606. Copies of Warrant and Complaint and/or Indictment

If the fugitive has not been convicted, obtain certified copies of the arrest warrant and the complaint and/or indictment, and attach them to the prosecutor's affidavit as exhibits. For some countries, a certificate of exemplification (three signatures: clerk, judge, clerk) may be required.

If the fugitive has jumped bond or escaped before conviction, include certified copies of the warrant for bond jumping or escape and for the underlying offense. The prosecutor's affidavit should recite that the issuance of the bond jumping/escape warrant serves to bring the fugitive before the court on both the named charge and the underlying offense. Note that most older extradition treaties do not include bond jumping or escape as extraditable offenses. In such cases, it will not be possible to try the fugitive for those offenses.

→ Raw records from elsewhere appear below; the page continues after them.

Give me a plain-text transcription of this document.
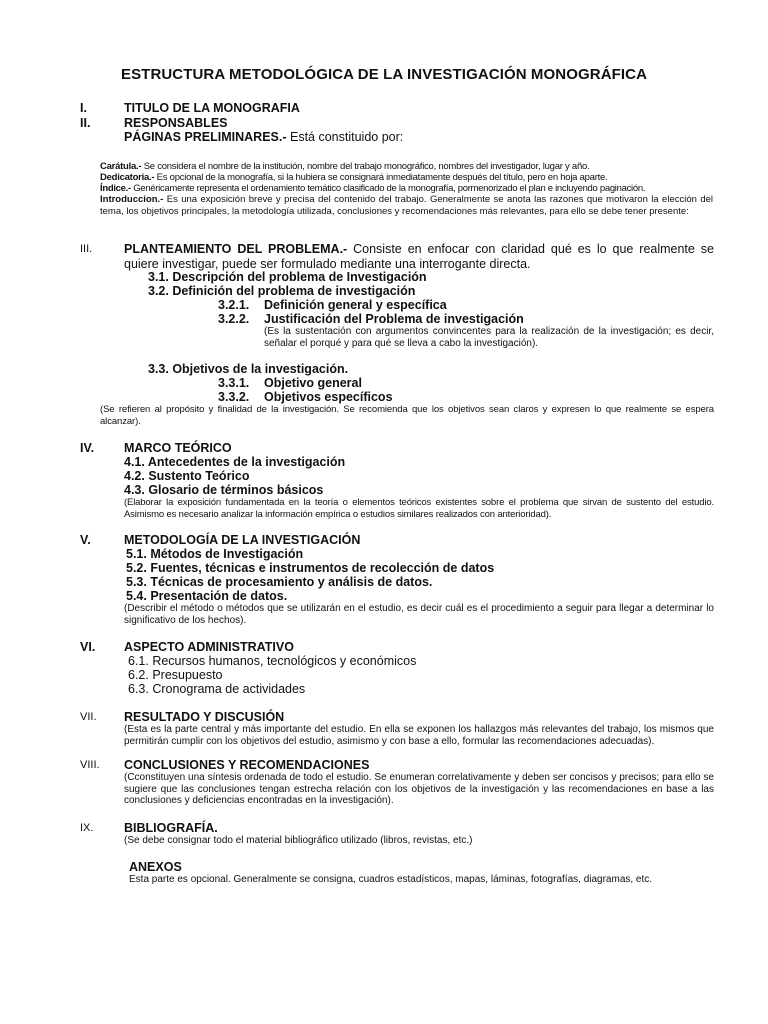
ESTRUCTURA METODOLÓGICA DE LA INVESTIGACIÓN MONOGRÁFICA
I.	TITULO DE LA MONOGRAFIA
II.	RESPONSABLES
PÁGINAS PRELIMINARES.- Está constituido por:
Carátula.- Se considera el nombre de la institución, nombre del trabajo monográfico, nombres del investigador, lugar y año.
Dedicatoria.- Es opcional de la monografía, si la hubiera se consignará inmediatamente después del título, pero en hoja aparte.
Índice.- Genéricamente representa el ordenamiento temático clasificado de la monografía, pormenorizado el plan e incluyendo paginación.
Introduccion.- Es una exposición breve y precisa del contenido del trabajo. Generalmente se anota las razones que motivaron la elección del tema, los objetivos principales, la metodología utilizada, conclusiones y recomendaciones más relevantes, para ello se debe tener presente:
III.	PLANTEAMIENTO DEL PROBLEMA.- Consiste en enfocar con claridad qué es lo que realmente se quiere investigar, puede ser formulado mediante una interrogante directa.
3.1. Descripción del problema de Investigación
3.2. Definición del problema de investigación
3.2.1. Definición general y específica
3.2.2. Justificación del Problema de investigación
(Es la sustentación con argumentos convincentes para la realización de la investigación; es decir, señalar el porqué y para qué se lleva a cabo la investigación).
3.3. Objetivos de la investigación.
3.3.1. Objetivo general
3.3.2. Objetivos específicos
(Se refieren al propósito y finalidad de la investigación. Se recomienda que los objetivos sean claros y expresen lo que realmente se espera alcanzar).
IV. MARCO TEÓRICO
4.1. Antecedentes de la investigación
4.2. Sustento Teórico
4.3. Glosario de términos básicos
(Elaborar la exposición fundamentada en la teoría o elementos teóricos existentes sobre el problema que sirvan de sustento del estudio. Asimismo es necesario analizar la información empírica o estudios similares realizados con anterioridad).
V.	METODOLOGÍA DE LA INVESTIGACIÓN
5.1. Métodos de Investigación
5.2. Fuentes, técnicas e instrumentos de recolección de datos
5.3. Técnicas de procesamiento y análisis de datos.
5.4. Presentación de datos.
(Describir el método o métodos que se utilizarán en el estudio, es decir cuál es el procedimiento a seguir para llegar a determinar lo significativo de los hechos).
VI. ASPECTO ADMINISTRATIVO
6.1. Recursos humanos, tecnológicos y económicos
6.2. Presupuesto
6.3. Cronograma de actividades
VII. RESULTADO Y DISCUSIÓN
(Esta es la parte central y más importante del estudio. En ella se exponen los hallazgos más relevantes del trabajo, los mismos que permitirán cumplir con los objetivos del estudio, asimismo y con base a ello, formular las recomendaciones adecuadas).
VIII. CONCLUSIONES Y RECOMENDACIONES
(Cconstituyen una síntesis ordenada de todo el estudio. Se enumeran correlativamente y deben ser concisos y precisos; para ello se sugiere que las conclusiones tengan estrecha relación con los objetivos de la investigación y las recomendaciones en base a las conclusiones y deficiencias encontradas en la investigación).
IX. BIBLIOGRAFÍA.
(Se debe consignar todo el material bibliográfico utilizado (libros, revistas, etc.)
ANEXOS
Esta parte es opcional. Generalmente se consigna, cuadros estadísticos, mapas, láminas, fotografías, diagramas, etc.
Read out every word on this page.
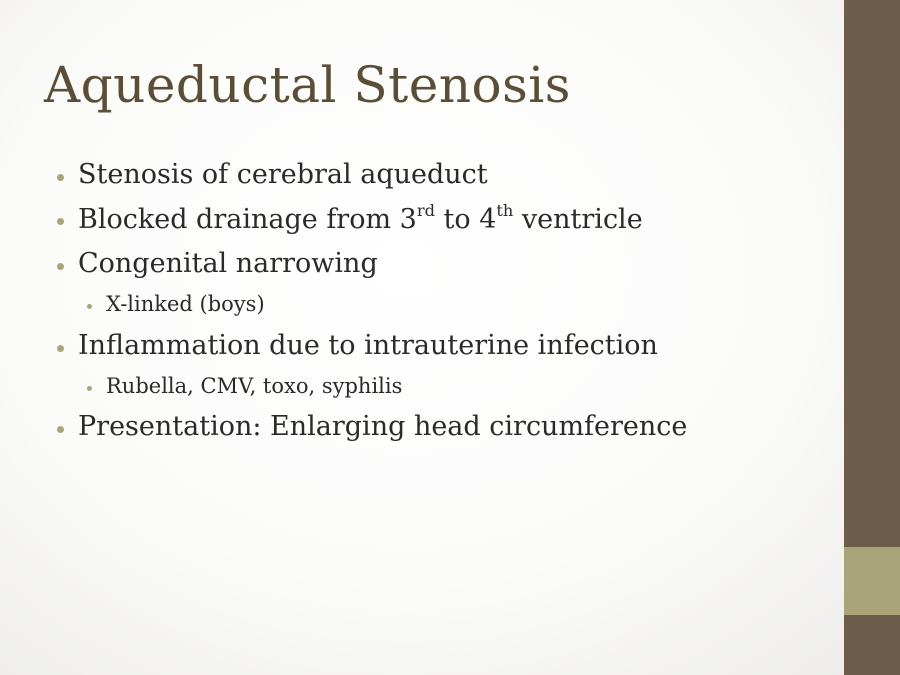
Aqueductal Stenosis
Stenosis of cerebral aqueduct
Blocked drainage from 3rd to 4th ventricle
Congenital narrowing
X-linked (boys)
Inflammation due to intrauterine infection
Rubella, CMV, toxo, syphilis
Presentation: Enlarging head circumference
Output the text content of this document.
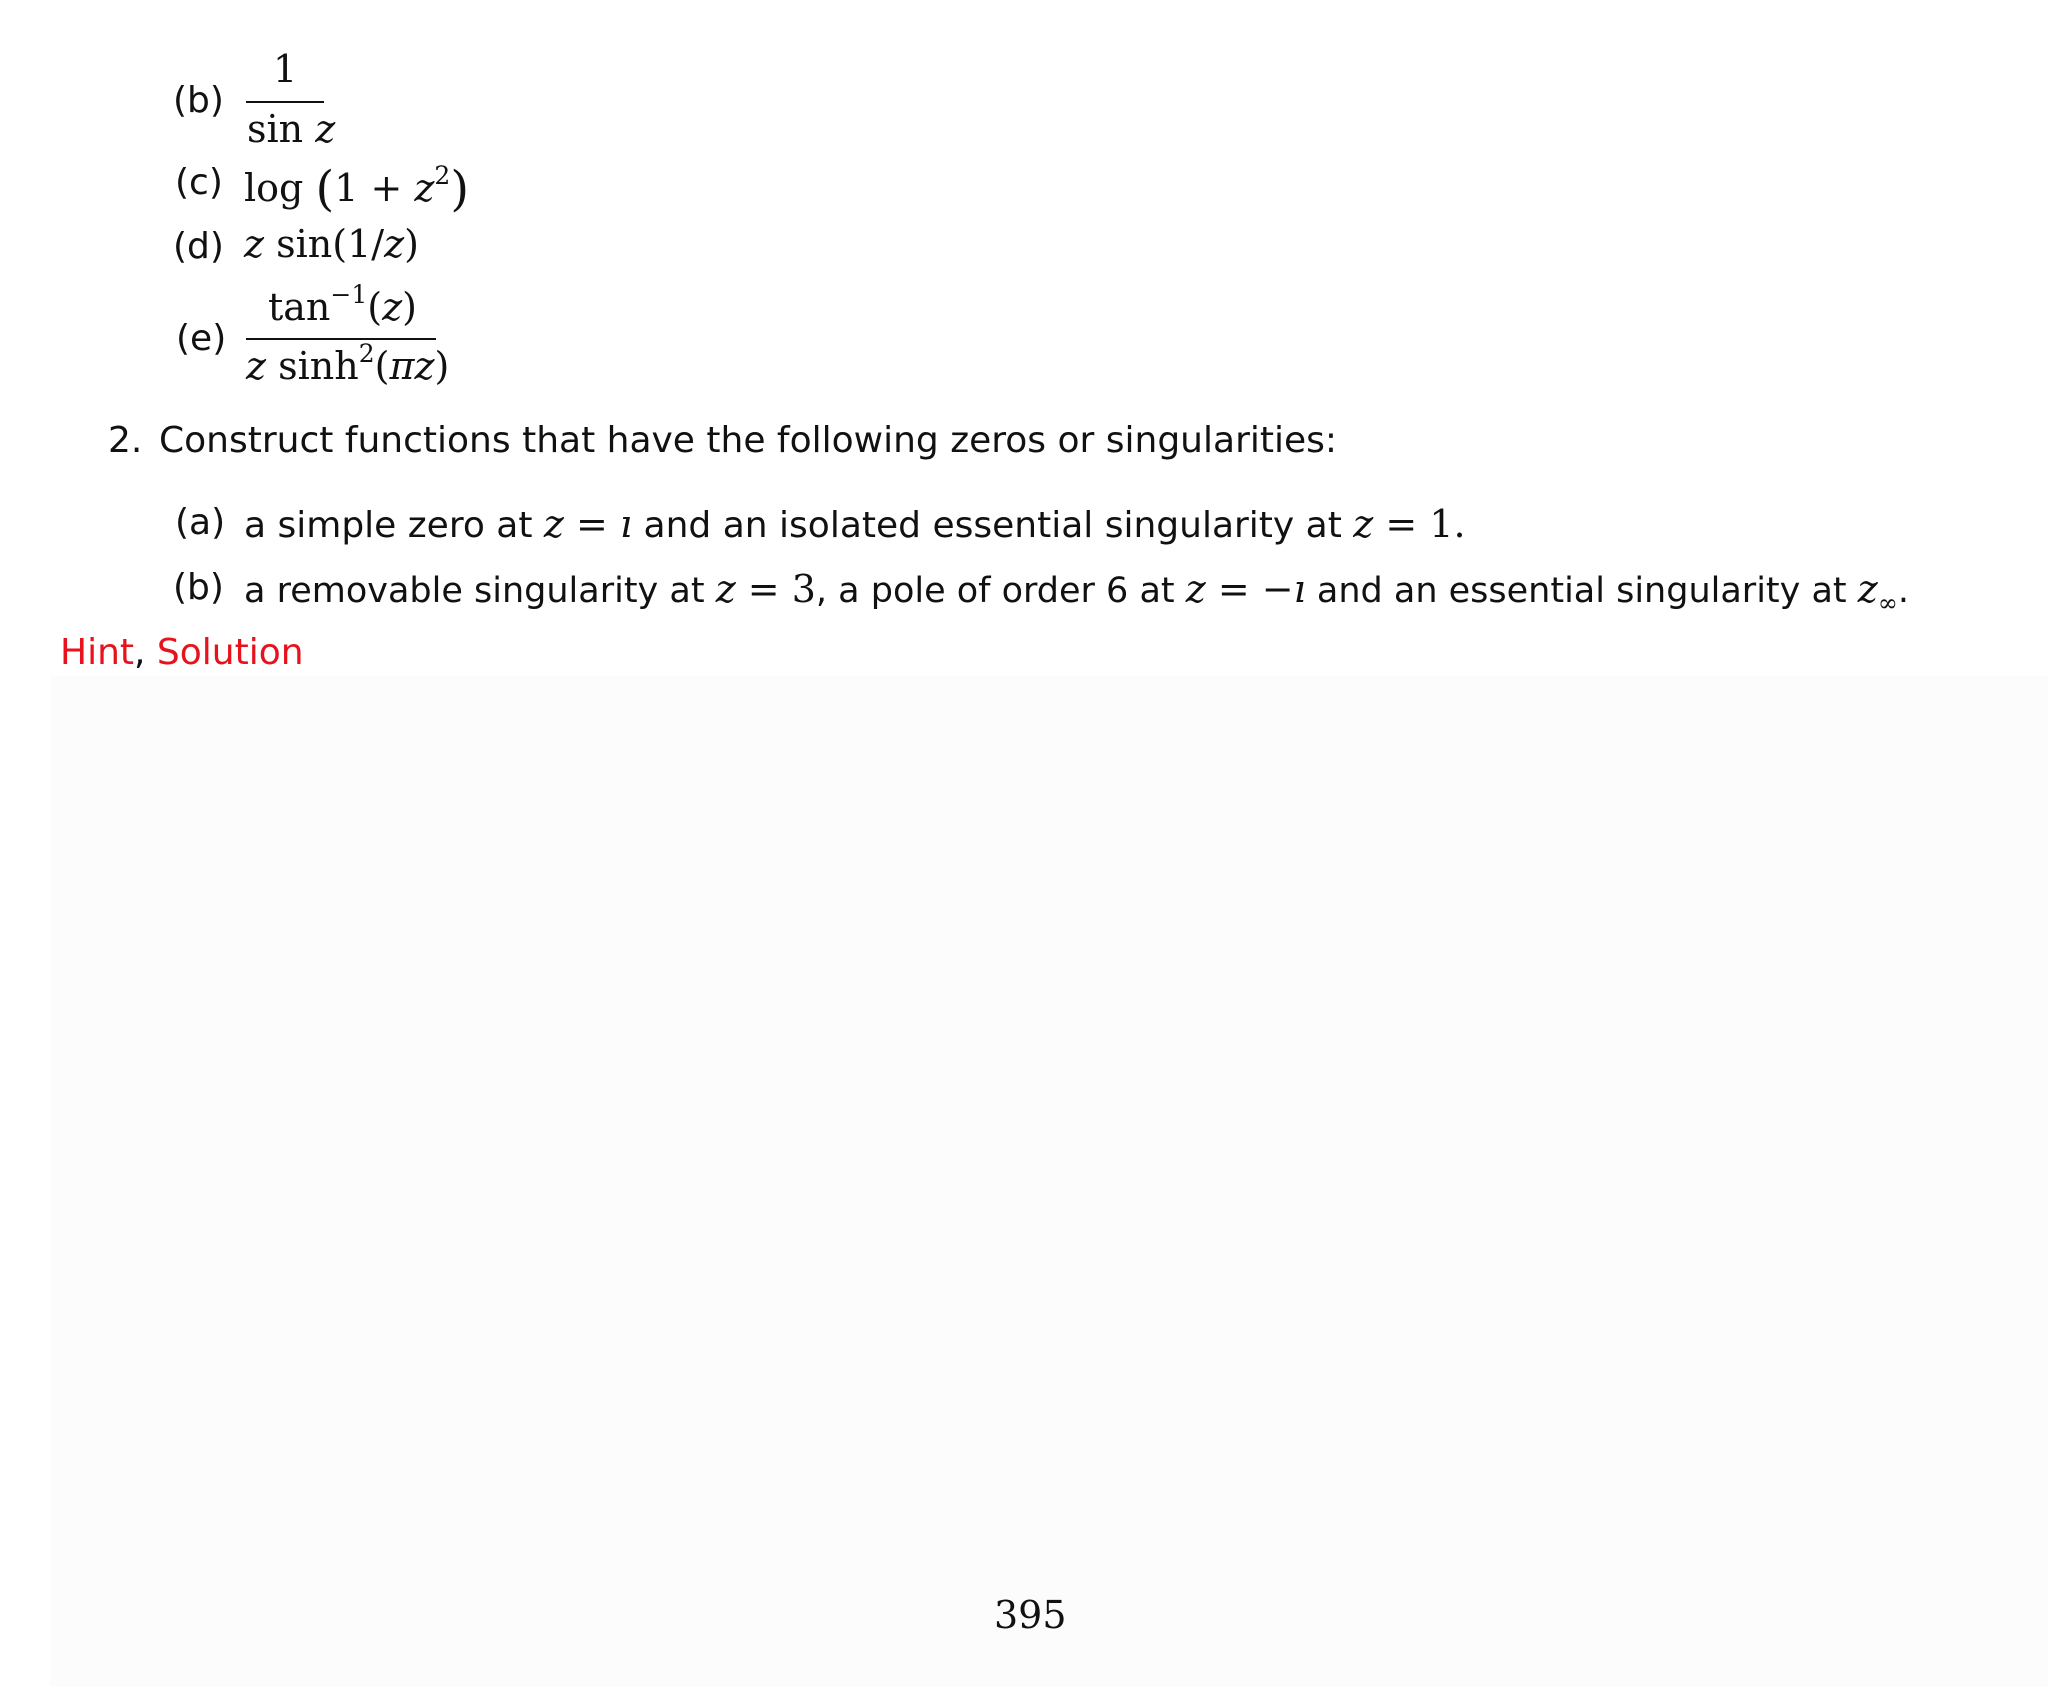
(b)
1
sin z
(c) $\log (1 + z^2)$
(d) z sin(1/z)
(e)
$\tan^{-1}(z)$
z $\sinh^2(\pi z)$
2. Construct functions that have the following zeros or singularities:
(a) a simple zero at z = ı and an isolated essential singularity at z = 1.
(b) a removable singularity at z = 3, a pole of order 6 at z = −ı and an essential singularity at $z_\infty$.
Hint, Solution
395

In civil law countries, the warrant is the charging document. Warrants therefore have greater procedural significance in those countries than in the United States. For example, civil law courts often grant extradition only for the crimes listed in the warrant, not those in the indictment. This creates serious problems in United States extradition cases because warrants are usually prepared in the clerk's office, which routinely lists only one or two of the offenses in the indictment.

A related problem involves signature of the warrant by the clerk pursuant to the court's order. Given the significance of warrants in civil law countries, they are always signed by judges or magistrates. Even though extradition treaties do not require that warrants be signed by a judge or magistrate in order to be valid, problems have arisen in the past when the United States has submitted warrants signed by clerks.

Consequently, if the warrant does not list all the crimes in the indictment, or if it is not signed by a judge or magistrate, the prosecutor may need to have it amended. If the clerk's office will not permit amendment, move for the issuance of a new warrant containing the requisite information and signatures. Doing so will necessitate an additional paragraph in the prosecutor's affidavit explaining any discrepancies between the dates of the complaint, indictment, first warrant, and second warrant. A similar explanation should be included whenever two or more warrants have been issued because of superseding indictments or for any other reason.